The growth of social media has drastically changed public debate on health-related issues, with Twitter appearing as a popular place for conversations regarding e-cigarettes. These platforms not only allow the rapid broadcast of information, but they also serve important places for monitoring public perceptions and behaviors about health issues. E-cigarettes, which are especially popular among teenagers, present substantial public health risks due to aggressive marketing and conflicting messages regarding their safety. This study examines Twitter data to see how different qualities of e-cigarette-related tweets influence user engagement, giving useful insights for improving public health campaigns and policymakers. Using advanced data mining and deep learning techniques, our study identifies tweet features associated with increased interaction, with the goal of providing public health advocates with practical suggestions for improving anti-vaping efforts on social media.

Method

  • Combine advanced data mining techniques with deep learning models
  • Leverage transformer-based model – RoBERTa for classification
  • Utilize topic modeling through LDA and BERTopic

Data

Features

Manually labeled + RoBERTa fine-tuned Features

  1. question 
  2. slang/abbr 
  3. first-person language 
  4. health related

Algorithm-labeled Features

  1. text length
  2. hashtag
  3. @mentions
  4. contains link or not (most links are image or video)  https/t.xxxxx
  5. sentiment of text(sentiment score)
  6. contains emoji or not
  7. when it post (morning/night => time of day, weekday or weekend => day of week)
  8. how many stopwords in text

Model

To prepare our training dataset, we manually labeled 2200 tweets after conducting an initial assessment of 200 tweets, which yielded a satisfactory kappa score. This initial labeling assured us of the reliability of our annotations. Using this labeled data, we trained and fine-tuned four different RoBERTa models to apply to our entire dataset. Each of the four models displayed unique performance characteristics, tailored to handle specific aspects of the data.

Question:

 

F1 score = 0.98

 

Slang/abbr:

F1 score = 0.81

 

First-person language:

F1 score =  0.92

 

Health related:

F1 score = 0.86

Results

Number of Replies

The multivariate regression results show that the number of replies is negatively correlated with the number of slangs, whether the tweet is related to health-related issue, the sentiment score and whether contains an emoji. But the length of the tweet positively correlated with the number of replies.

 

 

Number of Retweets

The results show that the number of retweets is negatively correlated with the slangs, question, tweet length, hashtags, mentions, sentiment score and emoji. But it is positively correlated with whether it contains links.

 

Number of Favorites

The number of favorites is negatively correlated with all the features.

 

 

Other Results

User engagement is also correlated with the time of day and day of the week.
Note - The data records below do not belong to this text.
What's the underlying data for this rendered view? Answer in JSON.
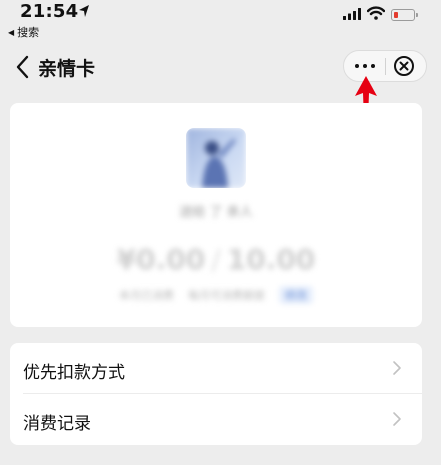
{
  "status_bar": {
    "time": "21:54",
    "back_to_app": "搜索",
    "battery_color": "#e33b2e"
  },
  "nav": {
    "title": "亲情卡",
    "more_icon": "more-dots-icon",
    "close_icon": "close-circle-icon"
  },
  "annotation": {
    "arrow_color": "#e60012"
  },
  "card": {
    "name": "送给 了 亲人",
    "limit_amount": "¥0.00",
    "limit_total": "10.00",
    "info_left": "本月已消费",
    "info_right": "每月可消费额度",
    "info_link": "修改"
  },
  "menu": {
    "items": [
      {
        "label": "优先扣款方式"
      },
      {
        "label": "消费记录"
      }
    ]
  }
}
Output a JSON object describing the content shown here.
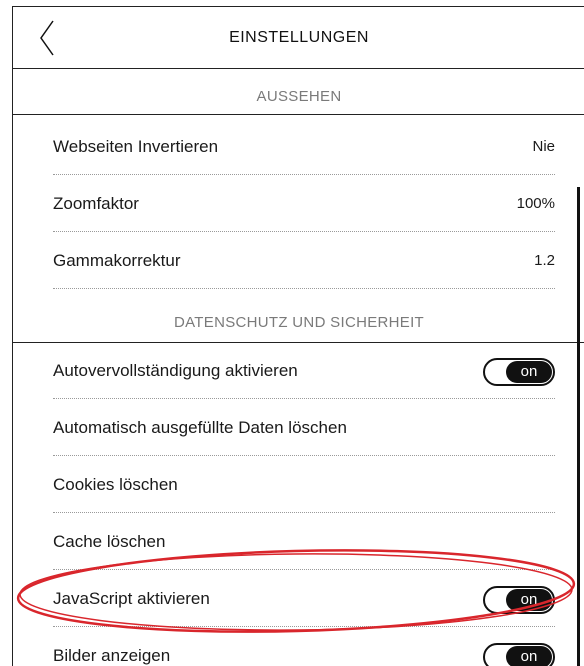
{
  "header": {
    "title": "EINSTELLUNGEN"
  },
  "sections": {
    "appearance": "AUSSEHEN",
    "privacy": "DATENSCHUTZ UND SICHERHEIT"
  },
  "appearance_rows": [
    {
      "label": "Webseiten Invertieren",
      "value": "Nie"
    },
    {
      "label": "Zoomfaktor",
      "value": "100%"
    },
    {
      "label": "Gammakorrektur",
      "value": "1.2"
    }
  ],
  "privacy_rows": [
    {
      "label": "Autovervollständigung aktivieren",
      "toggle": "on"
    },
    {
      "label": "Automatisch ausgefüllte Daten löschen"
    },
    {
      "label": "Cookies löschen"
    },
    {
      "label": "Cache löschen"
    },
    {
      "label": "JavaScript aktivieren",
      "toggle": "on"
    },
    {
      "label": "Bilder anzeigen",
      "toggle": "on"
    }
  ],
  "colors": {
    "highlight": "#d9262c",
    "toggle_fill": "#111111",
    "section_text": "#7a7a7a"
  }
}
Further analysis indicates that evenings and weekends are associated with increased user engagement.

Acknowledgement

We express our gratitude to Dr. Zidian Xie and the team at the Clinical and Translational Science Institute for their sponsorship and guidance throughout this project. We also extend our thanks to Prof. Ajay Anand and Prof. Cantay Caliskan for their valuable instructions and suggestions during the project’s development.